Pipeline (high level)
Implementation code lives mainly under src/services/youtube-transcripts/. The HTTP entry point calls into something like getTranscriptFromYoutube.
- Watch page HTML — Request the public watch page for the video id and maintain cookies (for example consent) like a browser.
- Extract InnerTube client key — Parse the API key string embedded in the HTML.
- Player request— POST to YouTube's player endpoint with that key and the video id.
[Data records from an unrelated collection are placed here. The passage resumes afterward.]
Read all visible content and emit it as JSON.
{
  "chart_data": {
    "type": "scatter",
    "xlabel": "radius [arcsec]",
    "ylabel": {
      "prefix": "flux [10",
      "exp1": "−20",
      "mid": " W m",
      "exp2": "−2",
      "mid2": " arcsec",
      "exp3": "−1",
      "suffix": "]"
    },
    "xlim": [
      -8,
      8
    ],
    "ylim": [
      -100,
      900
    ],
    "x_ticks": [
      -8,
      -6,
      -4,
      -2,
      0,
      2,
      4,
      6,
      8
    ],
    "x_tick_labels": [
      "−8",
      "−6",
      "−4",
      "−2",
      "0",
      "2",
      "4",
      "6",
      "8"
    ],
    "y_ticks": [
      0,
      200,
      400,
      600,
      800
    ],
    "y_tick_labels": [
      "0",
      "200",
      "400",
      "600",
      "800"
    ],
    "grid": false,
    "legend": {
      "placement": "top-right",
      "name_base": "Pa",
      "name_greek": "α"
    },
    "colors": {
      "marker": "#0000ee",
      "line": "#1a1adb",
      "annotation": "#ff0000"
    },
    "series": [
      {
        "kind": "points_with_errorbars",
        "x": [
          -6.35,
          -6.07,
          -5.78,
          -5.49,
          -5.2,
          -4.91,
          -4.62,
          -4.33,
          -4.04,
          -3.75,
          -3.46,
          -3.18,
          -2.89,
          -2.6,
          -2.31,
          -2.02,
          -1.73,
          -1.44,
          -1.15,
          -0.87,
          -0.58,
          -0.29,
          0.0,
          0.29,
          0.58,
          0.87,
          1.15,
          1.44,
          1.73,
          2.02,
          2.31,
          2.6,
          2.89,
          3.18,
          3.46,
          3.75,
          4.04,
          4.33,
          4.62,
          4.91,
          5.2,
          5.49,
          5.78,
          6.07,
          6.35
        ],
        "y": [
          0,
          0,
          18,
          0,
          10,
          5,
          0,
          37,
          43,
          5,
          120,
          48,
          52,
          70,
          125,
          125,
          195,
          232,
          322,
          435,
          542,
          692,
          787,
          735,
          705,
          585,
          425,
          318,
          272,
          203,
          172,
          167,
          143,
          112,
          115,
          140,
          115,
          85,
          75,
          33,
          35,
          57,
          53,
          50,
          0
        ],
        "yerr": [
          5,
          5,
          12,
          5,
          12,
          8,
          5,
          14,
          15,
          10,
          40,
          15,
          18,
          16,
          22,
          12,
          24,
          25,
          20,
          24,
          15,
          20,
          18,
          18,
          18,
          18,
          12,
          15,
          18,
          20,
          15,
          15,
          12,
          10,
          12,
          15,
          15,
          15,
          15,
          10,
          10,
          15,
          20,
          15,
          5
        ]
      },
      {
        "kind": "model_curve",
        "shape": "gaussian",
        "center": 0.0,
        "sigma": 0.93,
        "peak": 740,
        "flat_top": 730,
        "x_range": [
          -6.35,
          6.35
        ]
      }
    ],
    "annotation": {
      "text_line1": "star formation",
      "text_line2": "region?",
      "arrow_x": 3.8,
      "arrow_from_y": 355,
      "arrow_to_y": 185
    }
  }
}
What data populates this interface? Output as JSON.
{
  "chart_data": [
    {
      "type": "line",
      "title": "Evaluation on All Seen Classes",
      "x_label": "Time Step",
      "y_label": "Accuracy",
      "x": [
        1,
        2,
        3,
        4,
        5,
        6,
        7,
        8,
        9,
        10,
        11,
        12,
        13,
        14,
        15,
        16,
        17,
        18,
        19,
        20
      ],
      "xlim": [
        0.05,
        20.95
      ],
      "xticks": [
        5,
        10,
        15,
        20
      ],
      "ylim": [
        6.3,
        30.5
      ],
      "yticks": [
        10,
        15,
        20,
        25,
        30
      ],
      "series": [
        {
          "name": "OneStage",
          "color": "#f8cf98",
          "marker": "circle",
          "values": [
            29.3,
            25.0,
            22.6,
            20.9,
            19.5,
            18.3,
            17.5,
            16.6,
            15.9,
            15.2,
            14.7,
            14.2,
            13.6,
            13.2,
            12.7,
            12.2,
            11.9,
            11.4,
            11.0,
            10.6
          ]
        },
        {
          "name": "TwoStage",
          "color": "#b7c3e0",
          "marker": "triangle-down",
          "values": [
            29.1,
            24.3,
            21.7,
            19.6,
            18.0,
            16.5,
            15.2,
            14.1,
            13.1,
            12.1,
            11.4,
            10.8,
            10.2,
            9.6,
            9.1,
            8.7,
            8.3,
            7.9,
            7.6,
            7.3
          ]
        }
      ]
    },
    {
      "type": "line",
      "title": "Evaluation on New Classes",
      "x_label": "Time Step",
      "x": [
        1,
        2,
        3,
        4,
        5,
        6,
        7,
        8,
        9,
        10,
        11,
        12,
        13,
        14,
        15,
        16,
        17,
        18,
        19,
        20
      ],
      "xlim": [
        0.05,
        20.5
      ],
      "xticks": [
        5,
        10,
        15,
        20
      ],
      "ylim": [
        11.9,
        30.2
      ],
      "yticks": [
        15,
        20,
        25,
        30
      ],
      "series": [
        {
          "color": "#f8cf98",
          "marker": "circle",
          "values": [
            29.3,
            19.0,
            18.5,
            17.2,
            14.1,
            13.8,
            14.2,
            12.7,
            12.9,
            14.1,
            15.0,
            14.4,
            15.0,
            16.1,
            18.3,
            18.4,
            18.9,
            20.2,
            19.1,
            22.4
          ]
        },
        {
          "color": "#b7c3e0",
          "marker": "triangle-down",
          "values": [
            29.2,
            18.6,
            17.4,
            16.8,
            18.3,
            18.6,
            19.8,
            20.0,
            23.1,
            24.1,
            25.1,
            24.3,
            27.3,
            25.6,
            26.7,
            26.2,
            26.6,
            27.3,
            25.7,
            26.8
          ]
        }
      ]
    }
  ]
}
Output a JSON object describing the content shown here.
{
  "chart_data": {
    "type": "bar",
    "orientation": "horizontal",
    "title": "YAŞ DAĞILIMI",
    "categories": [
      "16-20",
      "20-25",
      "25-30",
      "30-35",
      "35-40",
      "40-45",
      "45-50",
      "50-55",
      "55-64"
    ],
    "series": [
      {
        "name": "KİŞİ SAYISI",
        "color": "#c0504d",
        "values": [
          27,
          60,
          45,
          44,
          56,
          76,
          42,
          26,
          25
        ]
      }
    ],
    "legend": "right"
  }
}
The JSON includes playability and caption track metadata (language, base URLs, auto-generated vs manual).
- Caption download — Pick a preferred language track, then fetch the caption document (often XML) from the track URL.
- Parse to text — Parse timed segments into a single transcript string; read title and author-style fields from the player JSON where available.
HTTP surface (typical)
POST /api/data/youtube-transcripts/get-transcript— Runs the pipeline and returns JSON without writing to the database (preview or form fill).POST /api/data/youtube-transcripts/fetch-from-url— Same fetch, then persists ayoutube_transcriptsrow.
Both flows call the same underlying transcript fetch implementation.
Tradeoffs
- No Google API billing for this path, but operational risk: HTML and InnerTube responses can change; YouTube may rate-limit, challenge, or block server IPs.
- Compliance: Automated access may conflict with YouTube's terms depending on your use case. Treat this as a technical description, not legal advice.